It’s Okay to Carry Risk

February 7, 2011

Monday markets have been calm and in a hopeful mood about such dangers as the European debt negotiations, the Egyptian situation, and the resistance of general inflation against commodity price pressures.  At 16:00 GMT, stocks show mostly decent gains, the dollar is modestly higher, and oil prices have been low.  Today’s data calendar was thin and uneventful.

The Nasdaq, S&P, and DJIA show additional gains of 1.0%, 0.8%, and 0.7% from their closing levels last week.  Football fans, who have observed a tendency for U.S. stocks to advance in years when the NFC (or teams in the AFC that predate the AFL) wins the super bowl, entered this year’s title game in a no-lose situation.  With the Green Bay Packers, one of the leagues oldest and most decorated franchises, getting the crown, traders have reason to believe the bull market rally still has plenty of life.   Stocks rose 1.1% in France, 0.9% in the U.K. and Germany and 0.5% in Japan.  Some Asian markets have reopened, but China will remain shut until Wednesday for the Lunar New Year.

On the day, the dollar has risen 0.3% against the euro, yen and Swiss franc, 0.2% against the Canadian dollar, and 0.1% relative to sterling.  The greenback is unchanged on net against the yuan, Australian dollar and kiwi.

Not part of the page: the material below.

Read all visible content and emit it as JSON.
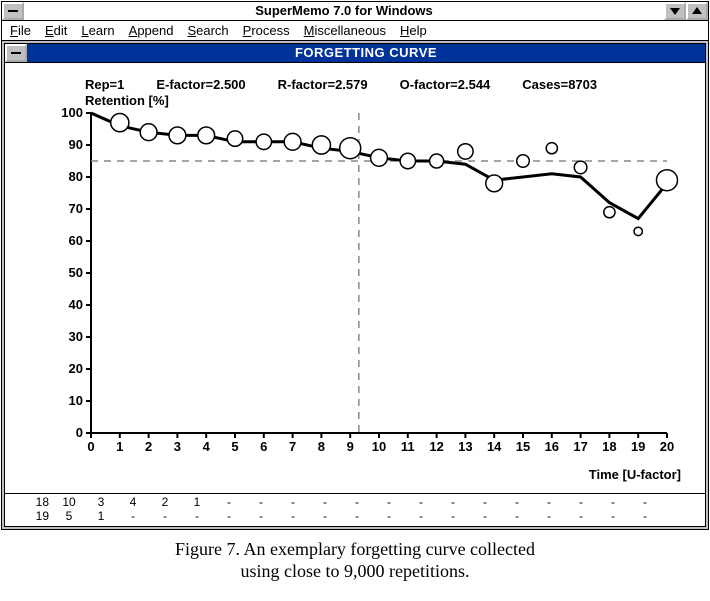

The ten-year Treasury yield has advanced three basis points.  Its British and Japanese counterparts firmed a single basis point, while the 10-year German bund yield slid one basis point.

Oil prices are trading 1.4% lower at $87.78 per barrel, while gold is steady at $1348.60 per ounce.

The day’s most meaningful release was German industrial orders.  Although such recorded a larger-than-anticipated decline of 3.4% on a 9.3% plunge in foreign demand for capital goods, orders had advanced 5.2% in November and still managed to climb 2.7% in the fourth quarter or 11.2% at an annualized rate.  Orders were also 19.7% higher than at the end of 2009.

The Sentix gauge of investor sentiment toward the euro area rebounded strongly to a reading of 16.7 in February from 10.6% in January. 

The Czech Republic released several economic indicators for December.  Retail sales volume fell 2.1% that month and by 1.3% in 2010.  Industrial output declined 0.9% and recorded a somewhat smaller by decent 12.7% advance from December 2009.  The trade surplus narrowed very sharply to CZK 1.0 billion from CZK 12.4 billion in November.

Australia’s construction purchasing managers index has signaled contraction for eight straight months, and the latest reading of 40.2 in January after 43.8 in December indicates an accelerating pace of decline.  Australian retail sales firmed 0.2% in December and by 1.9% on year, less than expected, but job ads in January were 40.5% greater than a year earlier.  Australian monetary policy was left on hold last week.

Japan’s index of leading economic indicators firmed 0.8 points to 101.4 in December, according to the preliminary estimate.  The diffusion index was above 50 for the first time since last April, thus pointing to an end to the pause in Japan’s economic recovery.

Indonesian real GDP was 6.9% greater last quarter than in 4Q09.  On-year advances of 16.1%, 8.7%, and 7.3% were posted in exports, business investment and public-sector spending.  GDP fell 1.4% on quarter.  The results were better than forecast.

Canadian building permits advanced 2.4% in December and by 19.8% in 2010.

Looking ahead to Tuesday, Japan releases figures covering the current account, money and lending growth, and the economy watchers index.  Germany reports industrial production.  French merchandise will be reported, as will same-store British sales, Canadian housing starts, and the U.S. JOLTS index and NFIB small business sentiment gauge.